The Scottsboro Boys problem
June 28, 2012
It's hard to fault The Scottsboro Boys. The 2010 John Kander and Fred Ebb musical, which is currently running at San Francisco's Geary stage in an arresting co-production between the American Conservatory Theater and The Old Globe, gets full marks for every detail from casting to music to lighting.
And yet something bothers me about the show, which I experienced yesterday on opening night.
I've been trying to pin down what it is that I found so irksome about it, and I can't quite put my finger on it. But I think it has something to do with the fact that The Scottsboro Boys feels very much in line the growing clatch of theatrical works about race relations in this country that hide formulaic political correctness behind a veneer of clever postmodern staging ideas and metaphors.
Suzan Lori-Parks pioneered the formula, with plays like Topdog/Underdog and The Death of the Last Black Man in the Whole Entire World. When Topdog came out in 2001, its approach to deconstructing and politicizing historical minstrel shows seems very fresh. But a decade on, the idea feels stale.
Still, this feeling doesn't detract from the power of the storytelling in The Scottsboro Boys. It's just a nagging thing. But it won't go away....
3 Comments:
Could you unpack "formulaic political correctness?" I haven't seen The Scottsboro Boys. It's just that I find that the tem "political correctness" is sometimes a coded way of dismissing challenges to - what I see as - the deeply embedded racism from which the US has suffered since its beginnings. I doubt that you're using the term that way, so I'm curious what you did mean.
By Anonymous, At June 29, 2012 at 11:47 AM
By "formulaic political correctness" I mean the way in which The Scottsboro Boys, like so many other performance works that take on the US's terrible race relations history, makes the audience feel like it's watching something fresh and irreverent, when really it's just a clever repackaging of the usual dull scenario depicting white guilt and black innocence.

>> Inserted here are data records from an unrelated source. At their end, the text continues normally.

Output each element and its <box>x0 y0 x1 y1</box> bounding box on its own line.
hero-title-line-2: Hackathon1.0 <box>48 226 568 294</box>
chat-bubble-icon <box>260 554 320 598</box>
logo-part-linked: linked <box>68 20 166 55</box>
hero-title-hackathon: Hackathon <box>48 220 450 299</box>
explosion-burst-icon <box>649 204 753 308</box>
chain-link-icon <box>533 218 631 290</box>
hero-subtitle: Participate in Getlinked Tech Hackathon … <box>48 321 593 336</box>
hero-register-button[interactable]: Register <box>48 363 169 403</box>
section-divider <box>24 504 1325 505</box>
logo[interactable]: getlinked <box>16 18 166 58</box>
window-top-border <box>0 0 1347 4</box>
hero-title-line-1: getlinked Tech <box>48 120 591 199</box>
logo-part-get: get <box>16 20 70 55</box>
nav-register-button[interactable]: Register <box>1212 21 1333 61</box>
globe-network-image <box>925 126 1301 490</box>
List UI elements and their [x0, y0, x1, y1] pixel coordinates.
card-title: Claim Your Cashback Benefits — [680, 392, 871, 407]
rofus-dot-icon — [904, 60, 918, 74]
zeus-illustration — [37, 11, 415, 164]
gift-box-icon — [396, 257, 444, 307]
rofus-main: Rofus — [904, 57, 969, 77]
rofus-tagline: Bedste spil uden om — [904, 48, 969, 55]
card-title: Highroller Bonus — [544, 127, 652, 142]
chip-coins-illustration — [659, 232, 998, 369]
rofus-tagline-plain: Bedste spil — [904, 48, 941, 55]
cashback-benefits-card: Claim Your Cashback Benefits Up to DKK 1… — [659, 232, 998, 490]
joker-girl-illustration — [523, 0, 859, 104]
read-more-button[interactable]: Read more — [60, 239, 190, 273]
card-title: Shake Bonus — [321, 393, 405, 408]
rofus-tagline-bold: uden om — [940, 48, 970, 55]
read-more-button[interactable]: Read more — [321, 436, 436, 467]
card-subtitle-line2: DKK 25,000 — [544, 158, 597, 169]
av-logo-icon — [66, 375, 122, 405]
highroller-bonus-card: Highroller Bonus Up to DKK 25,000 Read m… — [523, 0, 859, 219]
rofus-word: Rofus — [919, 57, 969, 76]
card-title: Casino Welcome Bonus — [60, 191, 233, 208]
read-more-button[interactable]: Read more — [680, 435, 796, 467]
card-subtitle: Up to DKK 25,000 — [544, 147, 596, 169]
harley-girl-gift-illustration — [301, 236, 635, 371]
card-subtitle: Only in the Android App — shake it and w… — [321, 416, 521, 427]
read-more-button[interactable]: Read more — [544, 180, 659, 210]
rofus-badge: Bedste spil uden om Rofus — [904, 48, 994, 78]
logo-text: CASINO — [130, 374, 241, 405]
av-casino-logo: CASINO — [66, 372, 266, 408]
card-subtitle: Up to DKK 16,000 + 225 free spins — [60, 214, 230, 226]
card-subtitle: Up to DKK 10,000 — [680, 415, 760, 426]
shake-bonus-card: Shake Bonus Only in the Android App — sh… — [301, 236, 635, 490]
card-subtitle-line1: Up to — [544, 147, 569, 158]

By Chloe Veltman, At June 29, 2012 at 11:53 AM
It is difficult for me not to have an emotional reaction to what you just said. For you these issues are abstract concepts for many they were and are not. Unfortunately a real discussion about the issues is not what most people want to have. People are imperfect, black white purple. But when you have a continuing history of abuse and institutionalize violence throughout a country's history (which we have only been able to start being honest about in the last 50 years) that people do not universally recognize the ramifications of that is not the story you tell first-- and frankly you wouldn't understand it.